Riflettere su un passato di tradizioni è il senso della cultural intelligence, ha ribadito Derrick de Kerckhove durante il suo intervento: “Esiste un problema nella mancanza di memoria storica o culturale perché ricercare riferimenti solo sulla Rete invita alla Brexit e porta verso i Trump di questo mondo. L’assenza graduale dei riferimenti comuni aumenta la responsabilità di tutti i media”.

cultural intelligence
Il digiuno culturale citato sempre più spesso deriva da una distorsione che pone la cultura in contrapposizione alla tecnologia. Viviamo in due ambienti culturali più o meno separati. Da un lato, il mondo materiale, fisico; dall’altro, il virtuale. Queste due culture non sono ben bilanciate. Unire cultura e tecnologia aiuta a sconfiggere l’analfabetismo digitale, paragonato a quello funzionale anche nell’ultimo rapporto Istat. “In Italia l’idea di cultura tradizionale è legata a nozioni di letteratura, arte, beni culturali. Sostiene funzioni creative legate al passato e il digitale lo escludiamo – ha sottolineato de Kerckhove – crea, in tempo reale, la sua cultura, fatta d’innovazione permanente e di cambiamenti sociali e psicologici senza precedenti, purtroppo sconosciuti ai più.
Ci troviamo al tipping point, il punto critico di una ridefinizione dell’impiego, della produzione, dell’innovazione e della stessa creatività. A Firenze abbiamo discusso con 200 liceali di “Robot amico o nemico?”. Nel 2021 il 40% dei lavori attuali sarà affidato alle macchine. Nel 1998 Kodak era un’icona mondiale, oggi quasi non esiste più”.

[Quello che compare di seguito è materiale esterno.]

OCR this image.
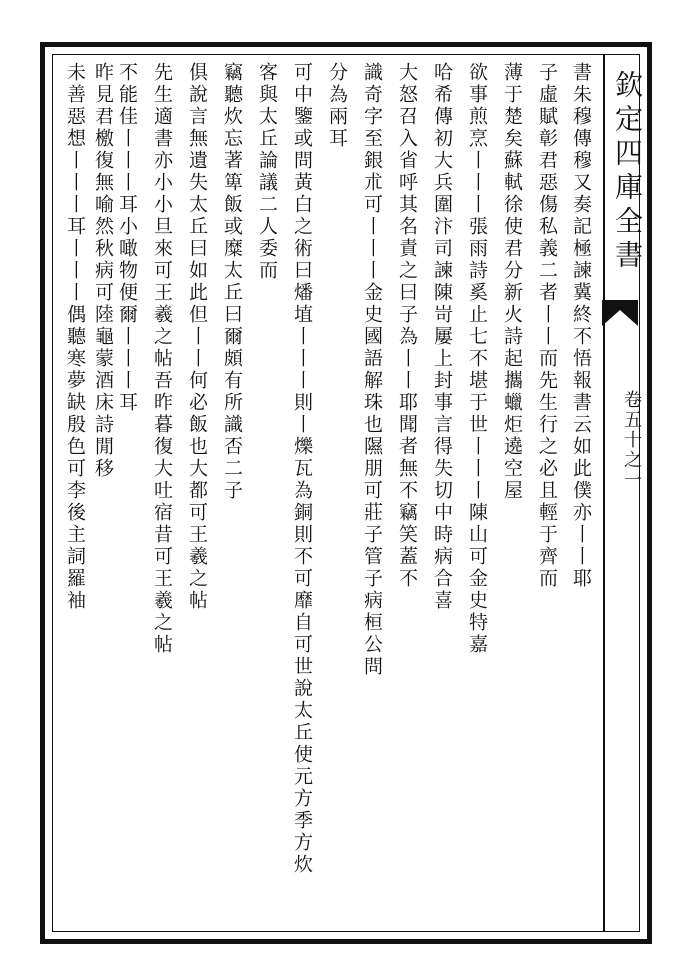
欽定四庫全書
卷五十之一
書朱穆傳穆又奏記極諫冀終不悟報書云如此僕亦丨丨耶
子虛賦彰君惡傷私義二者丨丨而先生行之必且輕于齊而
薄于楚矣蘇軾徐使君分新火詩起攜蠟炬遶空屋
欲事煎烹丨丨丨張雨詩奚止七不堪于世丨丨丨陳山可金史特嘉
哈希傳初大兵圍汴司諫陳岢屢上封事言得失切中時病合喜
大怒召入省呼其名責之曰子為丨丨耶聞者無不竊笑蓋不
識奇字至銀朮可丨丨丨金史國語解珠也隰朋可莊子管子病桓公問
分為兩耳
可中鑒或問黃白之術曰燔埴丨丨丨則丨爍瓦為銅則不可靡自可世說太丘使元方季方炊
客與太丘論議二人委而
竊聽炊忘著箄飯或糜太丘曰爾頗有所識否二子
俱說言無遺失太丘曰如此但丨丨何必飯也大都可王羲之帖
先生適書亦小小旦來可王羲之帖吾昨暮復大吐宿昔可王羲之帖
不能佳丨丨丨耳小噉物便爾丨丨丨耳
昨見君檄復無喻然秋病可陸龜蒙酒床詩閒移
未善惡想丨丨丨耳丨丨丨偶聽寒夢缺殷色可李後主詞羅袖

I media assumono un ruolo di primo piano nella formazione. Soprattutto, devono creare consapevolezza e conoscenza
di un’evoluzione che non può prescindere da ciò che siamo stati. Tutti i media devono unirsi per sconfiggere l’ignoranza
digitale e capire perché i nostri giovani si sono allontanati dalla cultura.


Attraverso le pagine di Media Duemila, rivista di cultura digitale italiana, l’Osservatorio TuttiMedia si è imposto il compito di promuovere le competenze necessarie ad abbattere le differenze fra le generazioni.
La prevalenza della cultura umanistica su quella scientifica e tecnologica ci ha portati fin qui. È tempo di cambiare sfruttando tutto il potenziale creativo delle nuove tecnologie, così care ai giovani. Sicuramente beneficeremo di una spinta di creatività culturale grazie alla stampante 3D. Mi aspetto anche la crescita dell’immaginario narrativo, non solo in YouTube, ma anche con lo sviluppo di un transmedia che tuteli i contenuti di qualità ed affidabili. Per creare un ambiente culturale creativo servono alcune strategie di base, chiare e condivise, per le scuole e l’Università sostenute dai Governi e dalle imprese. Si può realizzare tutto ciò, ma serve un alto livello d’impegno e di coinvolgimento da parte di tutti, utilizzando i media a disposizione, a cominciare da quelli “vecchi” per arrivare a quelli “nuovi”.